MIAMI — Will one of the greatest hitters of all time follow in the footsteps of one of the greatest quarterbacks of all time?
Not according to Miguel Cabrerawho says he firmly decided to call it a career in 2023 after his 21st major league season.
“No! Not at all!” said Cabrera, sporting his signature smile, when asked if he would “catch a Tom Brady,” who is back for another NFL season in 2022 after announcing his retirement.
“My body is definitely telling me that this might be the right time to call it a career,” Cabrera told ESPN after Venezuela’s World Baseball Classic workout on Friday. “I’m truly grateful for everything I’ve been able to survive and accomplish on the baseball field. But it’s time to go.”
The future Hall of Famer fueled speculation that 2023 might not be his last season when the Detroit Tigers announced that they will move the walls in the center and right side of Comerica Park and take down the fences. Since Detroit has one of the least hitter-friendly parks in Major League Baseball, Cabrera responded from his Instagram account to the team’s post by saying “Finally! [Finally!] Now I want to play more years!”
Cabrera’s final season coincided with the final year of the contract extension he signed before the 2014 season. He identified his No. 1 goal as he stays healthy through the 2023 season after being hampered by injuries that limited him to 112 games last year.
“I hope things go well this year with the Detroit Tigers and I can really play hard, stay healthy and have a great season,” he said. “My only goal this year is to stay on the field for as many games as possible and, above all, help Detroit win. That’s how I want to finish my career.”

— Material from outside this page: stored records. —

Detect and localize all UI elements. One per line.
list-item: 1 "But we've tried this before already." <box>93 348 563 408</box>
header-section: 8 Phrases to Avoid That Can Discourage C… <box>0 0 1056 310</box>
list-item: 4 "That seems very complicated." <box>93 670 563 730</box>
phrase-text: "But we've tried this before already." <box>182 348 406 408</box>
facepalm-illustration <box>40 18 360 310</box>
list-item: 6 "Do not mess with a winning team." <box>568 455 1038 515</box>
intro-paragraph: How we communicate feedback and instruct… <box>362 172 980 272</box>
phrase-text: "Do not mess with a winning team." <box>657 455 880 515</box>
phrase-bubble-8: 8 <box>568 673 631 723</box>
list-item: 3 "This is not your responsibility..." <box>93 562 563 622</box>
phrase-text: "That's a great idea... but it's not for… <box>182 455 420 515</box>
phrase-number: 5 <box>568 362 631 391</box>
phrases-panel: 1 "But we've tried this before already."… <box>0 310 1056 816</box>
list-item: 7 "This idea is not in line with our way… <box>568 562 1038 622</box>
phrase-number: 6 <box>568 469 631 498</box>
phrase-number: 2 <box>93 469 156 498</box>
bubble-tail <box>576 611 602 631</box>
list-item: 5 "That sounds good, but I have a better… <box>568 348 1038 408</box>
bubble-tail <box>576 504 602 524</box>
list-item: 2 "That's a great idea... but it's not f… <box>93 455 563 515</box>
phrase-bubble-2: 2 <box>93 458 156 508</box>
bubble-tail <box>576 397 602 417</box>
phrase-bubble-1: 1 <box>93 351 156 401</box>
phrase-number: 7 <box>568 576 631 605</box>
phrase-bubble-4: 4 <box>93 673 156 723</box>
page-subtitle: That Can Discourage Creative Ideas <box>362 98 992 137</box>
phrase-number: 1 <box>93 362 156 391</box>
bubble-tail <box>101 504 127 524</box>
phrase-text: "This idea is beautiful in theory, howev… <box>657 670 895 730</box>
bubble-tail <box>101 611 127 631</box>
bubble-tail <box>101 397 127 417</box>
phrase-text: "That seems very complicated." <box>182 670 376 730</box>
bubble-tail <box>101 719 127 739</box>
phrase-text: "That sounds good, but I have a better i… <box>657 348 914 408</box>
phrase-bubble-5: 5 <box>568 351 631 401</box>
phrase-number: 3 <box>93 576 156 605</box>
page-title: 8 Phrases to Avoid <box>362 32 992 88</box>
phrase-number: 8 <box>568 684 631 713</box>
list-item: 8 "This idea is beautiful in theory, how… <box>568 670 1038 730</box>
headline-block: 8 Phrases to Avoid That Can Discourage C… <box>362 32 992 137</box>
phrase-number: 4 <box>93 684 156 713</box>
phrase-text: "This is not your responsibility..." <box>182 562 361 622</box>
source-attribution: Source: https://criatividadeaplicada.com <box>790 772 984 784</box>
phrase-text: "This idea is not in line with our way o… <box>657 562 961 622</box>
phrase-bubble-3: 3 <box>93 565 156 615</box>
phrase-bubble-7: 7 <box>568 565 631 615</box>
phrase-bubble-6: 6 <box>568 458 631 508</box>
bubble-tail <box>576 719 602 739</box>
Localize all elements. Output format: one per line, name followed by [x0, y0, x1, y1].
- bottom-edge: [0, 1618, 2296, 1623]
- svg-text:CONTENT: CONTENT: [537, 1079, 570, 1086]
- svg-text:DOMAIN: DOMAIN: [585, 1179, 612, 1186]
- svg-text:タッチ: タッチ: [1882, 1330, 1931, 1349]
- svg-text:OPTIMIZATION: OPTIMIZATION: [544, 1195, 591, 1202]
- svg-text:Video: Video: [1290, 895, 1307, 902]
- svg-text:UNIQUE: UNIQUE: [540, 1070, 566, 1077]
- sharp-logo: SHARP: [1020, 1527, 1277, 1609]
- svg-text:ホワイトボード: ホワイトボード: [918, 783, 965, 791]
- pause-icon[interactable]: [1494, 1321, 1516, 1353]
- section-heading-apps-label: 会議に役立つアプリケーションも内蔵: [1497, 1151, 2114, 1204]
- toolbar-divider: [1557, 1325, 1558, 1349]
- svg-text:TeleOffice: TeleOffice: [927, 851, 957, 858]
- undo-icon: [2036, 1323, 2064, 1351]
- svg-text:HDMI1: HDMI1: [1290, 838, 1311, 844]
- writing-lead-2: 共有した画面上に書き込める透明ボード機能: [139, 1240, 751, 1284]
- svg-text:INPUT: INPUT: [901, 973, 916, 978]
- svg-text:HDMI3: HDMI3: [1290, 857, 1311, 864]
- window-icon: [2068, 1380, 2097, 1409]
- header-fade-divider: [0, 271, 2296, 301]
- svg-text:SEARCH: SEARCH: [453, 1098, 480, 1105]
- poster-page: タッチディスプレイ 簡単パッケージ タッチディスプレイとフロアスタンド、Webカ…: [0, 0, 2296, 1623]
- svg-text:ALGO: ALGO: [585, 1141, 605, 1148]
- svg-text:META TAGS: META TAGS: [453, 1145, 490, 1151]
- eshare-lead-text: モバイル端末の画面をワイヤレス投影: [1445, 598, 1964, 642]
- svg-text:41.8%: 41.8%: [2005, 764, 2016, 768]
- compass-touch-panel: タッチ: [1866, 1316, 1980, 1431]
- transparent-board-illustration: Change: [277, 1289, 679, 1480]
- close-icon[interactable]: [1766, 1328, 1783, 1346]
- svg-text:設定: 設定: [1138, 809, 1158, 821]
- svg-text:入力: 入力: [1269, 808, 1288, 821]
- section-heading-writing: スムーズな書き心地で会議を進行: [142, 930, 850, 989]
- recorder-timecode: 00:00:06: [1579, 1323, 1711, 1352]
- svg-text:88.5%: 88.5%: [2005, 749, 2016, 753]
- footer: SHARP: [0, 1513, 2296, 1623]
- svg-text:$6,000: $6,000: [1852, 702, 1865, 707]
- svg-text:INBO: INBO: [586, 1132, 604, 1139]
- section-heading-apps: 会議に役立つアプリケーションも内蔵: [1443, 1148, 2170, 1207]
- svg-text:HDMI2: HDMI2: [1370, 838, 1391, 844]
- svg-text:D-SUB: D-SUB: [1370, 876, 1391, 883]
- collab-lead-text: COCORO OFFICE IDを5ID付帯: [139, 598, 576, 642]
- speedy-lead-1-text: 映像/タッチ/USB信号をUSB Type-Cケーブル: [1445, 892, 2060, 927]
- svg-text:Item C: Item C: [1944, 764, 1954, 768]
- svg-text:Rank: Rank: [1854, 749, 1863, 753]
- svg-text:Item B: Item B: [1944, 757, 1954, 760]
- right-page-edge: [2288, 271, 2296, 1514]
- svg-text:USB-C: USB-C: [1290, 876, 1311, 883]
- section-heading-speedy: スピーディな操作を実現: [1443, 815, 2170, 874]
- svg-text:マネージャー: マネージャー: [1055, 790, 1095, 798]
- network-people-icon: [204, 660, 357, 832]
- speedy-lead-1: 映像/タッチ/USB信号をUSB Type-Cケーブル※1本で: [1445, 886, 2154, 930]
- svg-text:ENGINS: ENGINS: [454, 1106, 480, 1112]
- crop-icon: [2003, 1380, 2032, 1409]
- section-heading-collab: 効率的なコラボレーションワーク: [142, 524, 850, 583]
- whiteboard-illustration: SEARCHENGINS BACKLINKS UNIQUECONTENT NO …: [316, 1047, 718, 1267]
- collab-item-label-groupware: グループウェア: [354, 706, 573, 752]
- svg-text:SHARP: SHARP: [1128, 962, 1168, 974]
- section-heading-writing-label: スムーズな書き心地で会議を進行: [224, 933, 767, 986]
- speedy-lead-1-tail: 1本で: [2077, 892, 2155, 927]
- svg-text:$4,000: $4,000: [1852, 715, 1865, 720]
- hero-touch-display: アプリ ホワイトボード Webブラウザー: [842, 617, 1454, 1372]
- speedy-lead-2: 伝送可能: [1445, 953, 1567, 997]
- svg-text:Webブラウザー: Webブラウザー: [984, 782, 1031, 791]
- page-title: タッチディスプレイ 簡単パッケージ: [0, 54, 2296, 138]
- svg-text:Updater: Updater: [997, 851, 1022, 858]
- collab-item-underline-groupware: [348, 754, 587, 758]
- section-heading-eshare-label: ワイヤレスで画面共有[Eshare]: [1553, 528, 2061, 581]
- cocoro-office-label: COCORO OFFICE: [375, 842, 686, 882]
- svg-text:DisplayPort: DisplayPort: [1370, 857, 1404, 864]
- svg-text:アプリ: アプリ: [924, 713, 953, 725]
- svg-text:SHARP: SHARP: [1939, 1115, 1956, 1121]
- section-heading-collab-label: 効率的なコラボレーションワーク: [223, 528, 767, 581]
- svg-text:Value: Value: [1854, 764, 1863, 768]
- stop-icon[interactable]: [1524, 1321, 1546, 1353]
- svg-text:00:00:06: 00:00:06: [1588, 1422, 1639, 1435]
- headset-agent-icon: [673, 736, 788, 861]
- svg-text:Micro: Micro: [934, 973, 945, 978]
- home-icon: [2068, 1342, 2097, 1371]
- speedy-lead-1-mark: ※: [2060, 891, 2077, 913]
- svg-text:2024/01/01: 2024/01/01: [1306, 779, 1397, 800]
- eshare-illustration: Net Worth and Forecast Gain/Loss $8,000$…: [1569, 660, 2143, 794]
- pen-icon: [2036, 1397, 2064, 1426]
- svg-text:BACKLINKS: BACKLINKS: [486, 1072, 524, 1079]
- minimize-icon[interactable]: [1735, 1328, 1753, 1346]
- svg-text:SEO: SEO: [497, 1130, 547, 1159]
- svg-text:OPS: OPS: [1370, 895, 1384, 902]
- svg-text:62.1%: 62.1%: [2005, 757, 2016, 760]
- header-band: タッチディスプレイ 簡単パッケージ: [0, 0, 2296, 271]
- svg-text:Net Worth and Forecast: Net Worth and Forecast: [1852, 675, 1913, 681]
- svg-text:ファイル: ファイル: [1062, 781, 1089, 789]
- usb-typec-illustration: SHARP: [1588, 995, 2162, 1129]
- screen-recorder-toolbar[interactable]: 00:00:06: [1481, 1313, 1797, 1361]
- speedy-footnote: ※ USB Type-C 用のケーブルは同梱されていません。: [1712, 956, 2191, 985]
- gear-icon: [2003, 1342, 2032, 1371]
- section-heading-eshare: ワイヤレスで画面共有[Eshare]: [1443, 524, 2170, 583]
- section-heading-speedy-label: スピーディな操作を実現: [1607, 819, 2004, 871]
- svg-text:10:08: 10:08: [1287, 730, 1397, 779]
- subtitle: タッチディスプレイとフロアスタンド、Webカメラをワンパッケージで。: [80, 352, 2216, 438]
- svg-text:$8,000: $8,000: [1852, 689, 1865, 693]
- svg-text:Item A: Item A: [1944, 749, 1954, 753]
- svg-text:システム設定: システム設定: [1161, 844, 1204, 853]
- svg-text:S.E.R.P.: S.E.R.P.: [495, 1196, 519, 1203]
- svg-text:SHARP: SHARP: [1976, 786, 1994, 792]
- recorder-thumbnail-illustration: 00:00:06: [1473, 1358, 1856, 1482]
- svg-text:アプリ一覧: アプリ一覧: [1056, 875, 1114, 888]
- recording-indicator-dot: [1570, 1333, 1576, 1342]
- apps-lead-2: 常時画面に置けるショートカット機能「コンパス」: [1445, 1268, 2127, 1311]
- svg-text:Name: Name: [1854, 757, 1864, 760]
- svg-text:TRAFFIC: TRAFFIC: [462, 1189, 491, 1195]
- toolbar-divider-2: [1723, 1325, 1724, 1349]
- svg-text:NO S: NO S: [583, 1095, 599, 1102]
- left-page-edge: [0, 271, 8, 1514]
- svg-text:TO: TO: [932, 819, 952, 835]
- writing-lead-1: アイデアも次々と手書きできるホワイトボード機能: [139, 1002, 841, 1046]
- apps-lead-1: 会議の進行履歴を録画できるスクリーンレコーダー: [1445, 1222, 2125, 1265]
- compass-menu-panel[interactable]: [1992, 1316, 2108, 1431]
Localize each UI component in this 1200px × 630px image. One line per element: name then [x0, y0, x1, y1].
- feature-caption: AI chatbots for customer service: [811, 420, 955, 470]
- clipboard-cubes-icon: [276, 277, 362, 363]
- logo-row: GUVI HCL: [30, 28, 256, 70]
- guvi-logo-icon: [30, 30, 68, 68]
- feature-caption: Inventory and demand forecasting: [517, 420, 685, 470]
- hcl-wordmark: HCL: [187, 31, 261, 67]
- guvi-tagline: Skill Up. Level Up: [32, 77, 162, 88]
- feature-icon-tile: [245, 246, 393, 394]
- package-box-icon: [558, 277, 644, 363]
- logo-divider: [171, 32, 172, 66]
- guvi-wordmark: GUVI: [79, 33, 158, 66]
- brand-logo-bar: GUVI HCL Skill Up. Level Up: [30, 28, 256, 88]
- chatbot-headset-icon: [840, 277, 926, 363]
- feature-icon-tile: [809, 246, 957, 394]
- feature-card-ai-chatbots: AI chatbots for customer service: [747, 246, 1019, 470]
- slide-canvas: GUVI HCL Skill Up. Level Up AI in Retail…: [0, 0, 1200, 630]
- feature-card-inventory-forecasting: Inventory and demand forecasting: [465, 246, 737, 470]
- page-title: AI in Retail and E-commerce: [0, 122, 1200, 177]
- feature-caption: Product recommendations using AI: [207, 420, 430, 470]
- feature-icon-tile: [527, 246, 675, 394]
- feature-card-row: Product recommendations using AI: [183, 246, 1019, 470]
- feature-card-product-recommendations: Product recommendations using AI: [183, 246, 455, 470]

Cabrera spent the first five seasons of his major league career in the Miami and continues to be one of the most popular players in all of baseball. As a result, Cabrera received some of the loudest ovations in the Marlins’ home ballpark, which has hosted Venezuela’s unbeaten run in the WBC quarterfinals, where they will face the United States on Saturday.
Venezuela went 4-0 to finish Pool D in Miami, where LoanDepot Park set the record for the most attended WBC round ever in the United States, drawing 295,850 fans — an 81% increase from the last tournament held in 2017, according to Major League Baseball.
While Cabrera is unlikely to win a World Series ring in Detroit to match the one he won in his rookie season with the Marlins in 2003, he told ESPN that a WBC championship would be just as meaningful.
“There are no words to describe what it means, not only for me, but for any of us, to represent our country and wear the uniform of Team Venezuela,” said Cabrera. “Hopefully we can continue to stay healthy and play great baseball. But really, all we hope to do is win for our country. It’s a dream come true and an incredible thing to do as I graduate. my career.”